Application of Conclusions - Diagnostic

The sensitivity and specificity pair is used to express the strength of a diagnostic study.

Corresponding confidence intervals around sensitivity and specificity give us an idea of how ‘close to the truth’ these estimates lie. However, given the result of a diagnostic test (positive or negative) neither the sensitivity nor specificity data can tell us how likely it is that the patient in question has or does not have the disease in question.

To make the transition from strength of a diagnostic test to likelihood of patient having disease we must introduce a new parameter: probability.

All clinicians work in terms of probability, some consciously, some unconsciously. Probability may be expressed numerically in the range 0-1. 0 means there is absolute certainty that the patient does not have the disease in question, whereas a probability of 1 indicates absolute certainty the patient does not. Absolute certainty is not always reached in clinical medicine. So clinicians work in terms of probability thresholds. An action threshold is a level of probability above which the clinician is happy to treat the patient for the disease in question, whereas an exclusion threshold is a level of probability below which that disease is disregarded by the clinician. In between these thresholds is a grey area.

It is our job as radiologists to use imaging to move the probability assessment above the action threshold or below the exclusion threshold.

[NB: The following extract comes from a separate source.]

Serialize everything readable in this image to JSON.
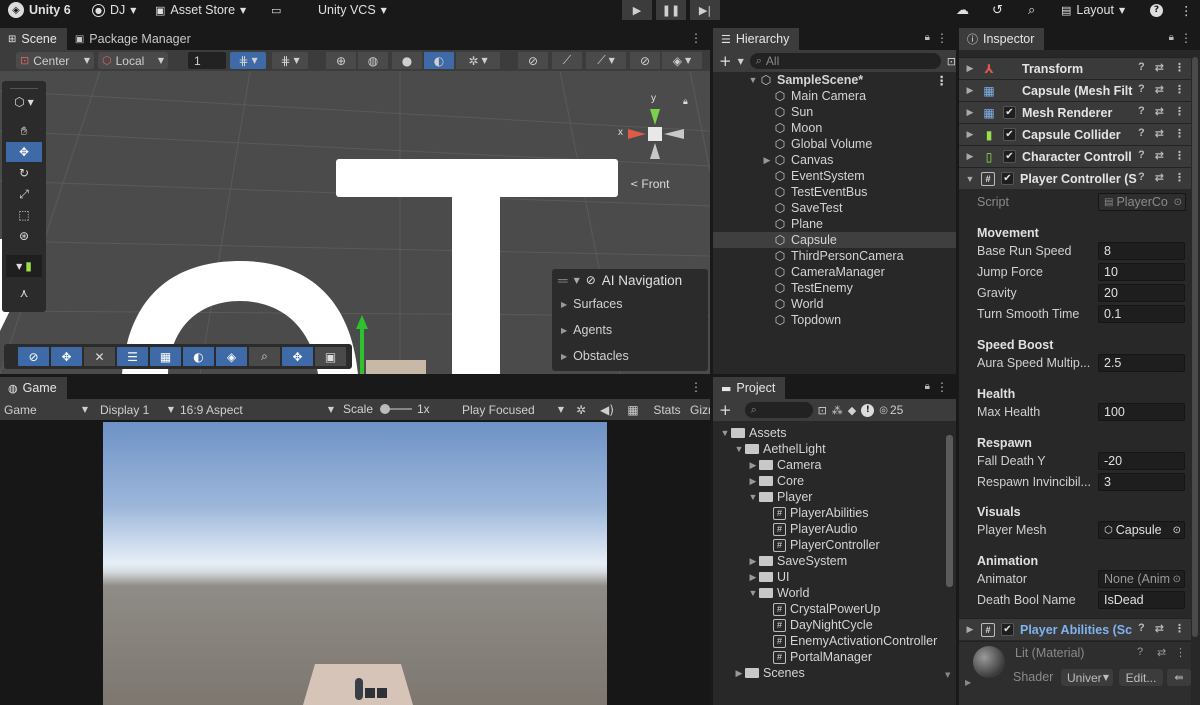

In terms of radiology only two probability measures are important:

1/ Pre-test probability:
This is the clinician’s estimate of the patient probability of having disease given all available data. If this is above or below the clinician’s action or exclusion thresholds then no further diagnostic work is necessary. Conversely if it is between these thresholds we need to identify a diagnostic test the result of which will move the probability estimate above or below the thresholds.

2/ Post-test Probability:
Post-test probability is simply pre-test probability updated by additional information: the test result. This is the clinician’s bottom line – what does this test result mean to my patient?

So to apply the result of a diagnostic test to a patient we have to make the transition between sensitivity and specificity to disease probability.

This is achieved using ‘Bayes Theorem’. This mathematically combines patient data (pre test probability) and the strength of the test being used (sensitivity and specificity) to yield post-test probability:

While the equation looks difficult it is important to note that there are only 3 variables in the equation: sensitivity, specificity and pre-test probability. Therefore pre test probability (clinical information) is as important as strength of the diagnostic test in determining the test result.

From the analysis of strength section of this tutorial we have determined the sensitivity and specificity of the diagnostic test in question. We can now proceed to apply this test to a specific scenario – an individual patient. Rather than use this equation we can construct ‘graphs of conditional probability’ to determine post-test probability.

An example of a graph of conditional probability is presented below:
Pre-test probability is on the X-axis
Post-test probability is read from the Y-axis.
The two plots (blue and pink) represent positive and negative test results respectively.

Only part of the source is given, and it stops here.